Joyau de la statuaire bretonne Renaissance, ce calvaire monumental de Mespaul déploie une iconographie quasi intacte, héritage précieux de l'âge d'or des enclos paroissiaux du Léon.
Dressé non loin de la chapelle Sainte-Catherine sur la commune de Mespaul, dans le nord du Finistère, ce calvaire monumental incarne à lui seul la ferveur sculpturale qui s'empara du Léon dans la seconde moitié du XVIe siècle. À une époque où les paroisses bretonnes rivalisaient de piété et d'ambition artistique, les imagiers locaux taillaient dans le kersanton et le granite des œuvres d'une expressivité saisissante, et celui de Mespaul n'échappe pas à cette émulation créatrice. Ce qui distingue véritablement ce calvaire, c'est l'intégrité remarquable de sa statuaire. Grâce à une restauration conduite en 1895 avec un souci rare de fidélité, la quasi-totalité des personnages sculptés a été restituée dans son état d'origine. On peut ainsi lire, de bas en haut, tout le récit de la Passion du Christ sans lacune, ce qui est loin d'être la règle pour des monuments de cet âge. Les spécialistes du patrimoine breton ont rapproché cette œuvre de celle du calvaire de Saint-Herbot, en Plonévez-du-Faou, décelant une parenté de style sans pour autant parler de copie. L'imagier de Mespaul semble en réalité avoir pleinement embrassé l'esthétique de la Renaissance, affirmant des volumes plus généreux, des drapés plus souples et une expressivité des visages plus individualisée que dans certaines productions contemporaines. La visite de ce monument offre une double expérience : spirituelle d'abord, en parcourant les scènes sculptées qui jalonnent la croix et son soubassement, esthétique ensuite, tant la qualité du travail de la pierre témoigne d'une maîtrise technique accomplie. Le cadre rural et préservé de Mespaul renforce ce sentiment d'authenticité, loin des foules qui se pressent devant les enclos de Guimiliau ou de Saint-Thégonnec. Pour l'amateur de patrimoine, Mespaul représente précisément le type de découverte que l'on chérit : un monument de haute valeur, inscrit aux Monuments Historiques depuis 1997, qui n'a pas encore livré tous ses secrets au grand public et que l'on peut contempler dans un silence recueilli, propice à mesurer la profondeur de l'art breton de la Renaissance.
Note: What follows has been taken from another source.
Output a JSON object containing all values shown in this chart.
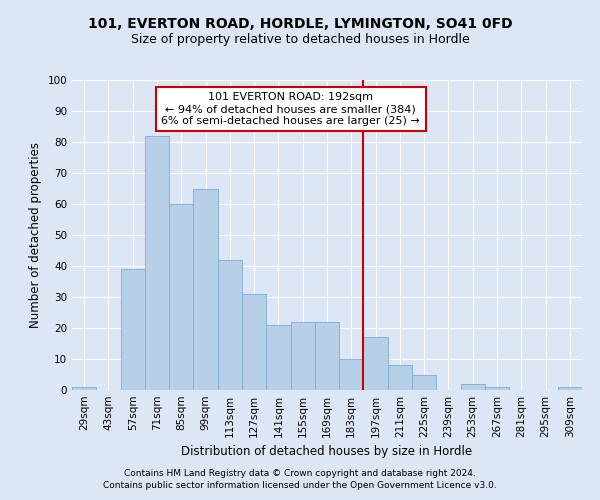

Le calvaire de Mespaul appartient au type des calvaires monumentaux bretons, c'est-à-dire des ensembles sculptés composés d'une haute croix portant le Christ en croix, élevée sur un soubassement à plusieurs niveaux ornés de scènes en relief ou de personnages en ronde-bosse. La composition, réalisée très probablement en granite local — matériau dominant dans les réalisations léonaises — associe la robustesse du matériau à une taille d'une grande finesse pour les détails des visages et des draperies. La statuaire, restituée dans sa quasi-intégralité lors de la restauration de 1895, déploie les épisodes traditionnels de la Passion : la Cène, la trahison de Judas, le chemin de Croix, la Crucifixion entourée des deux larrons, la Descente de Croix et la Mise au tombeau, auxquelles s'ajoutent probablement des personnages de la Vierge, de saint Jean et de la Madeleine. L'ensemble constitue ainsi un véritable livre de pierre accessible à tous les fidèles, fidèle à la tradition didactique des monuments de dévotion populaire. Ce qui singularise stylistiquement ce calvaire, c'est l'affirmation de traits renaissants dans le traitement des personnages : proportions plus naturalistes, drapés animés d'un mouvement souple, physionomies individualisées qui s'éloignent de la frontalité médiévale. Ces caractéristiques permettent aux historiens de l'art de distinguer l'œuvre de Mespaul de productions plus archaïsantes et de la situer dans le courant le plus avancé de la sculpture bretonne de la fin du XVIe siècle.